THE CONTRIBUTION OF CRINOIDS TO EARLY PALEOZOIC ECHINODERM MORPHOLOGIC DIVERSITY

Morphological diversity (disparity) is a powerful tool in deciphering macroevolutionary patterns. This metric can capture the appearance of new forms, changes within preexisting forms, as well the loss of features resulting from extinction. Capturing morphological patterns at higher taxonomic levels is particularly difficult because of the wide array of forms. However, exploring trends at the phylum-level allows the documentation of body plan evolution and the relative contributions of those body plans during the evolution of the entire clade. Echinoderms are a taxonomically and morphologically diverse phylum containing many distinctive groups. Within echinoderms, crinoids were the most successful Paleozoic group and although their morphologic diversity has been intensely studied, understanding their disparity in context of the phylum may yield a new perspective on their evolutionary history.

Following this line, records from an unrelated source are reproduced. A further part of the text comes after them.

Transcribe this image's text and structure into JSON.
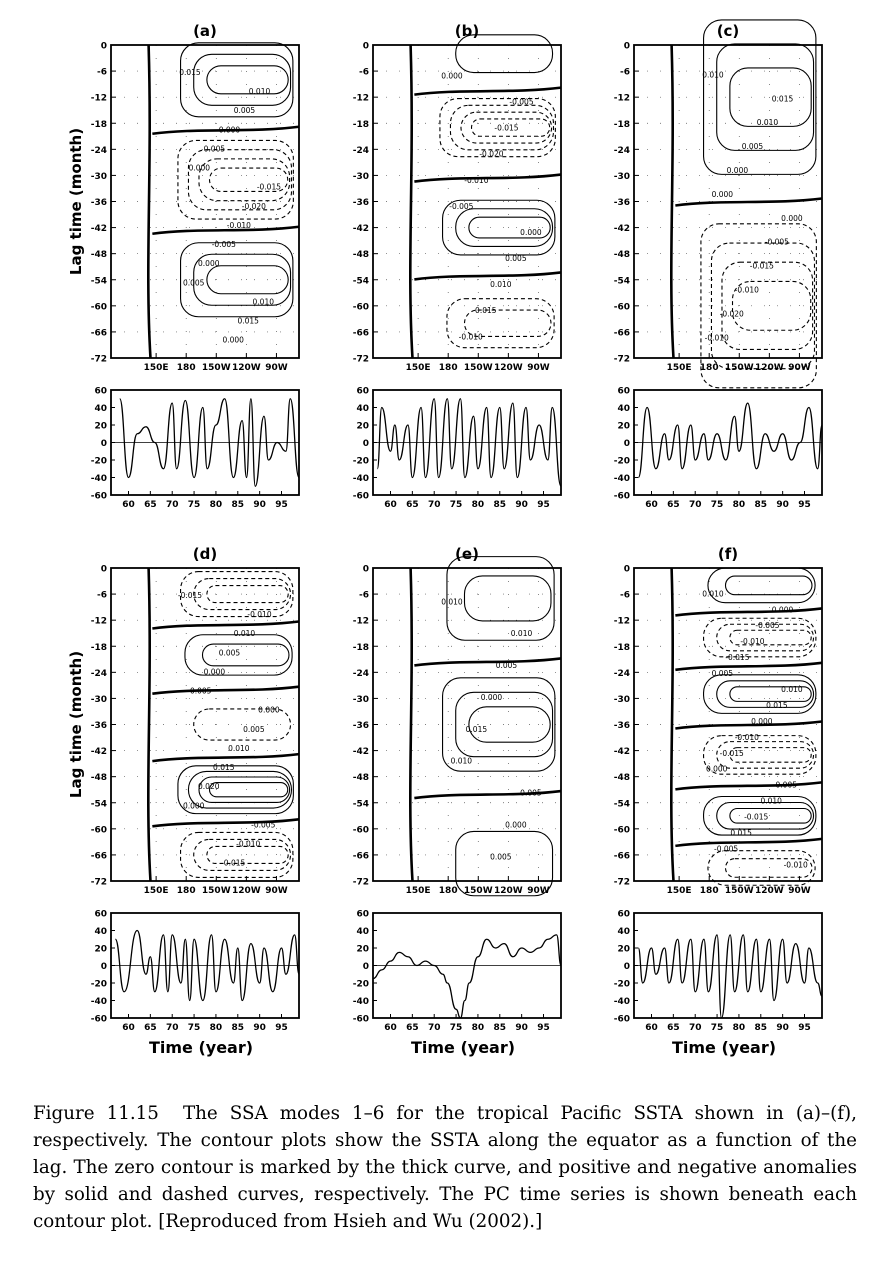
{
  "figure": {
    "ylabel": "Lag time (month)",
    "xlabel_time": "Time (year)",
    "contour_x_ticks": [
      "150E",
      "180",
      "150W",
      "120W",
      "90W"
    ],
    "contour_y_ticks": [
      "0",
      "-6",
      "-12",
      "-18",
      "-24",
      "-30",
      "-36",
      "-42",
      "-48",
      "-54",
      "-60",
      "-66",
      "-72"
    ],
    "pc_x_ticks": [
      "60",
      "65",
      "70",
      "75",
      "80",
      "85",
      "90",
      "95"
    ],
    "pc_y_ticks_a": [
      "60",
      "40",
      "20",
      "0",
      "-20",
      "-40",
      "-60"
    ],
    "pc_y_ticks_b": [
      "60",
      "40",
      "20",
      "0",
      "-20",
      "-40",
      "-60"
    ]
  },
  "caption": {
    "label": "Figure 11.15",
    "text": "The SSA modes 1–6 for the tropical Pacific SSTA shown in (a)–(f), respectively. The contour plots show the SSTA along the equator as a function of the lag. The zero contour is marked by the thick curve, and positive and negative anomalies by solid and dashed curves, respectively. The PC time series is shown beneath each contour plot. [Reproduced from Hsieh and Wu (2002).]"
  },
  "chart_data": [
    {
      "panel": "(a)",
      "type": "contour",
      "x_ticks": [
        "150E",
        "180",
        "150W",
        "120W",
        "90W"
      ],
      "ylim": [
        -72,
        0
      ],
      "ylabel": "Lag time (month)",
      "lobes": [
        {
          "lag": -8,
          "sign": "positive",
          "peak": 0.015
        },
        {
          "lag": -31,
          "sign": "negative",
          "peak": -0.02
        },
        {
          "lag": -54,
          "sign": "positive",
          "peak": 0.015
        }
      ],
      "labels": [
        "0.015",
        "0.010",
        "0.005",
        "0.000",
        "0.005",
        "0.000",
        "-0.015",
        "-0.020",
        "-0.010",
        "-0.005",
        "0.000",
        "0.005",
        "0.010",
        "0.015",
        "0.000"
      ]
    },
    {
      "panel": "(b)",
      "type": "contour",
      "x_ticks": [
        "150E",
        "180",
        "150W",
        "120W",
        "90W"
      ],
      "ylim": [
        -72,
        0
      ],
      "lobes": [
        {
          "lag": -2,
          "sign": "positive",
          "peak": 0.005
        },
        {
          "lag": -19,
          "sign": "negative",
          "peak": -0.02
        },
        {
          "lag": -42,
          "sign": "positive",
          "peak": 0.015
        },
        {
          "lag": -64,
          "sign": "negative",
          "peak": -0.01
        }
      ],
      "labels": [
        "0.000",
        "-0.005",
        "-0.015",
        "-0.020",
        "-0.010",
        "-0.005",
        "0.000",
        "0.005",
        "0.010",
        "0.015",
        "-0.010"
      ]
    },
    {
      "panel": "(c)",
      "type": "contour",
      "x_ticks": [
        "150E",
        "180",
        "150W",
        "120W",
        "90W"
      ],
      "ylim": [
        -72,
        0
      ],
      "lobes": [
        {
          "lag": -12,
          "sign": "positive",
          "peak": 0.015
        },
        {
          "lag": -60,
          "sign": "negative",
          "peak": -0.02
        }
      ],
      "labels": [
        "0.010",
        "0.015",
        "0.010",
        "0.005",
        "0.000",
        "0.000",
        "0.000",
        "-0.005",
        "-0.015",
        "-0.010",
        "-0.020",
        "-0.010"
      ]
    },
    {
      "panel": "(d)",
      "type": "contour",
      "x_ticks": [
        "150E",
        "180",
        "150W",
        "120W",
        "90W"
      ],
      "ylim": [
        -72,
        0
      ],
      "ylabel": "Lag time (month)",
      "lobes": [
        {
          "lag": -6,
          "sign": "negative",
          "peak": -0.015
        },
        {
          "lag": -20,
          "sign": "positive",
          "peak": 0.01
        },
        {
          "lag": -36,
          "sign": "negative",
          "peak": -0.005
        },
        {
          "lag": -51,
          "sign": "positive",
          "peak": 0.02
        },
        {
          "lag": -66,
          "sign": "negative",
          "peak": -0.015
        }
      ],
      "labels": [
        "-0.015",
        "-0.010",
        "0.010",
        "0.005",
        "0.000",
        "-0.005",
        "0.000",
        "0.005",
        "0.010",
        "0.015",
        "0.020",
        "0.000",
        "-0.005",
        "-0.010",
        "-0.015"
      ]
    },
    {
      "panel": "(e)",
      "type": "contour",
      "x_ticks": [
        "150E",
        "180",
        "150W",
        "120W",
        "90W"
      ],
      "ylim": [
        -72,
        0
      ],
      "lobes": [
        {
          "lag": -7,
          "sign": "positive",
          "peak": 0.01
        },
        {
          "lag": -36,
          "sign": "positive",
          "peak": 0.015
        },
        {
          "lag": -68,
          "sign": "positive",
          "peak": 0.005
        }
      ],
      "labels": [
        "0.010",
        "0.010",
        "0.005",
        "0.000",
        "0.015",
        "0.010",
        "0.005",
        "0.000",
        "0.005"
      ]
    },
    {
      "panel": "(f)",
      "type": "contour",
      "x_ticks": [
        "150E",
        "180",
        "150W",
        "120W",
        "90W"
      ],
      "ylim": [
        -72,
        0
      ],
      "lobes": [
        {
          "lag": -4,
          "sign": "positive",
          "peak": 0.01
        },
        {
          "lag": -16,
          "sign": "negative",
          "peak": -0.015
        },
        {
          "lag": -29,
          "sign": "positive",
          "peak": 0.015
        },
        {
          "lag": -43,
          "sign": "negative",
          "peak": -0.015
        },
        {
          "lag": -57,
          "sign": "positive",
          "peak": 0.015
        },
        {
          "lag": -69,
          "sign": "negative",
          "peak": -0.01
        }
      ],
      "labels": [
        "0.010",
        "0.000",
        "-0.005",
        "-0.010",
        "-0.015",
        "0.005",
        "0.010",
        "0.015",
        "0.000",
        "-0.010",
        "-0.015",
        "0.000",
        "0.005",
        "0.010",
        "-0.015",
        "0.015",
        "-0.005",
        "-0.010"
      ]
    },
    {
      "panel": "PC (a)",
      "type": "line",
      "xlim": [
        1956,
        1999
      ],
      "ylim": [
        -60,
        60
      ],
      "x_ticks": [
        60,
        65,
        70,
        75,
        80,
        85,
        90,
        95
      ],
      "peaks": [
        [
          1958,
          50
        ],
        [
          1960,
          -40
        ],
        [
          1962,
          10
        ],
        [
          1964,
          18
        ],
        [
          1966,
          0
        ],
        [
          1968,
          -30
        ],
        [
          1970,
          45
        ],
        [
          1971,
          -30
        ],
        [
          1973,
          48
        ],
        [
          1975,
          -40
        ],
        [
          1977,
          40
        ],
        [
          1978,
          -30
        ],
        [
          1980,
          20
        ],
        [
          1982,
          50
        ],
        [
          1984,
          -40
        ],
        [
          1986,
          25
        ],
        [
          1987,
          -40
        ],
        [
          1988,
          50
        ],
        [
          1989,
          -50
        ],
        [
          1991,
          30
        ],
        [
          1992,
          -20
        ],
        [
          1994,
          0
        ],
        [
          1996,
          -10
        ],
        [
          1997,
          50
        ],
        [
          1999,
          -40
        ]
      ]
    },
    {
      "panel": "PC (b)",
      "type": "line",
      "xlim": [
        1956,
        1999
      ],
      "ylim": [
        -60,
        60
      ],
      "x_ticks": [
        60,
        65,
        70,
        75,
        80,
        85,
        90,
        95
      ],
      "peaks": [
        [
          1957,
          -30
        ],
        [
          1958,
          40
        ],
        [
          1960,
          -10
        ],
        [
          1961,
          20
        ],
        [
          1962,
          -20
        ],
        [
          1964,
          20
        ],
        [
          1965,
          -40
        ],
        [
          1967,
          40
        ],
        [
          1968,
          -40
        ],
        [
          1970,
          50
        ],
        [
          1971,
          -40
        ],
        [
          1973,
          50
        ],
        [
          1974,
          -30
        ],
        [
          1976,
          50
        ],
        [
          1977,
          -40
        ],
        [
          1979,
          30
        ],
        [
          1980,
          -30
        ],
        [
          1982,
          40
        ],
        [
          1983,
          -40
        ],
        [
          1985,
          40
        ],
        [
          1986,
          -30
        ],
        [
          1988,
          45
        ],
        [
          1989,
          -40
        ],
        [
          1991,
          40
        ],
        [
          1992,
          -20
        ],
        [
          1994,
          20
        ],
        [
          1996,
          -20
        ],
        [
          1997,
          40
        ],
        [
          1999,
          -50
        ]
      ]
    },
    {
      "panel": "PC (c)",
      "type": "line",
      "xlim": [
        1956,
        1999
      ],
      "ylim": [
        -60,
        60
      ],
      "x_ticks": [
        60,
        65,
        70,
        75,
        80,
        85,
        90,
        95
      ],
      "peaks": [
        [
          1957,
          -40
        ],
        [
          1959,
          40
        ],
        [
          1961,
          -30
        ],
        [
          1963,
          10
        ],
        [
          1964,
          -20
        ],
        [
          1966,
          20
        ],
        [
          1967,
          -30
        ],
        [
          1969,
          20
        ],
        [
          1970,
          -20
        ],
        [
          1972,
          10
        ],
        [
          1973,
          -20
        ],
        [
          1975,
          10
        ],
        [
          1977,
          -20
        ],
        [
          1979,
          30
        ],
        [
          1980,
          -10
        ],
        [
          1982,
          45
        ],
        [
          1984,
          -30
        ],
        [
          1986,
          10
        ],
        [
          1988,
          -10
        ],
        [
          1990,
          10
        ],
        [
          1992,
          -20
        ],
        [
          1994,
          0
        ],
        [
          1996,
          40
        ],
        [
          1998,
          -30
        ],
        [
          1999,
          20
        ]
      ]
    },
    {
      "panel": "PC (d)",
      "type": "line",
      "xlim": [
        1956,
        1999
      ],
      "ylim": [
        -60,
        60
      ],
      "x_ticks": [
        60,
        65,
        70,
        75,
        80,
        85,
        90,
        95
      ],
      "peaks": [
        [
          1957,
          30
        ],
        [
          1959,
          -30
        ],
        [
          1962,
          40
        ],
        [
          1964,
          -10
        ],
        [
          1965,
          10
        ],
        [
          1966,
          -30
        ],
        [
          1968,
          35
        ],
        [
          1969,
          -30
        ],
        [
          1970,
          35
        ],
        [
          1972,
          -20
        ],
        [
          1973,
          30
        ],
        [
          1974,
          -40
        ],
        [
          1975,
          30
        ],
        [
          1977,
          -40
        ],
        [
          1979,
          35
        ],
        [
          1980,
          -30
        ],
        [
          1982,
          30
        ],
        [
          1984,
          -20
        ],
        [
          1985,
          20
        ],
        [
          1986,
          -40
        ],
        [
          1988,
          25
        ],
        [
          1990,
          -20
        ],
        [
          1991,
          20
        ],
        [
          1993,
          -30
        ],
        [
          1995,
          20
        ],
        [
          1996,
          -10
        ],
        [
          1998,
          35
        ],
        [
          1999,
          -10
        ]
      ]
    },
    {
      "panel": "PC (e)",
      "type": "line",
      "xlim": [
        1956,
        1999
      ],
      "ylim": [
        -60,
        60
      ],
      "x_ticks": [
        60,
        65,
        70,
        75,
        80,
        85,
        90,
        95
      ],
      "peaks": [
        [
          1956,
          -15
        ],
        [
          1958,
          -5
        ],
        [
          1960,
          5
        ],
        [
          1962,
          15
        ],
        [
          1964,
          10
        ],
        [
          1966,
          0
        ],
        [
          1968,
          5
        ],
        [
          1970,
          0
        ],
        [
          1972,
          -10
        ],
        [
          1973,
          -20
        ],
        [
          1975,
          -50
        ],
        [
          1976,
          -60
        ],
        [
          1977,
          -40
        ],
        [
          1978,
          -20
        ],
        [
          1980,
          10
        ],
        [
          1982,
          30
        ],
        [
          1984,
          20
        ],
        [
          1986,
          25
        ],
        [
          1988,
          10
        ],
        [
          1990,
          20
        ],
        [
          1992,
          15
        ],
        [
          1994,
          20
        ],
        [
          1996,
          30
        ],
        [
          1998,
          35
        ],
        [
          1999,
          0
        ]
      ]
    },
    {
      "panel": "PC (f)",
      "type": "line",
      "xlim": [
        1956,
        1999
      ],
      "ylim": [
        -60,
        60
      ],
      "x_ticks": [
        60,
        65,
        70,
        75,
        80,
        85,
        90,
        95
      ],
      "peaks": [
        [
          1957,
          20
        ],
        [
          1958,
          -20
        ],
        [
          1960,
          20
        ],
        [
          1961,
          -10
        ],
        [
          1963,
          20
        ],
        [
          1964,
          -20
        ],
        [
          1966,
          30
        ],
        [
          1967,
          -20
        ],
        [
          1969,
          30
        ],
        [
          1970,
          -30
        ],
        [
          1972,
          30
        ],
        [
          1973,
          -30
        ],
        [
          1975,
          35
        ],
        [
          1976,
          -60
        ],
        [
          1978,
          35
        ],
        [
          1979,
          -30
        ],
        [
          1981,
          35
        ],
        [
          1982,
          -30
        ],
        [
          1984,
          30
        ],
        [
          1985,
          -30
        ],
        [
          1987,
          30
        ],
        [
          1988,
          -40
        ],
        [
          1990,
          30
        ],
        [
          1991,
          -20
        ],
        [
          1993,
          25
        ],
        [
          1995,
          -20
        ],
        [
          1996,
          20
        ],
        [
          1998,
          -20
        ],
        [
          1999,
          -35
        ]
      ]
    }
  ]
}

Approximately, 400 genera of Cambrian and Ordovician Echinoderms were coded using a novel character suite that encompasses the features found within the phylum. This data set was analyzed using principle coordinate analysis. Echinoderm disparity trends were examined through time showing a steady increase from their first appearance in Cambrian Series 2 through the Early Ordovician then leveling off. The partial disparity of crinoids was calculated to assess the relative contribution of crinoids to overall echinoderm disparity. During the Early Paleozoic there were 24 described classes of echinoderms, but crinoids contributed approximately a third of the morphologic diversity of the entire phylum. Furthermore, if crinoids were removed from the analysis then echinoderm disparity would decrease following the Cambrian such that the morphologic expansion in echinoderms during the Great Ordovician Biodiversity Event is largely the result of crinoid diversification and evolution.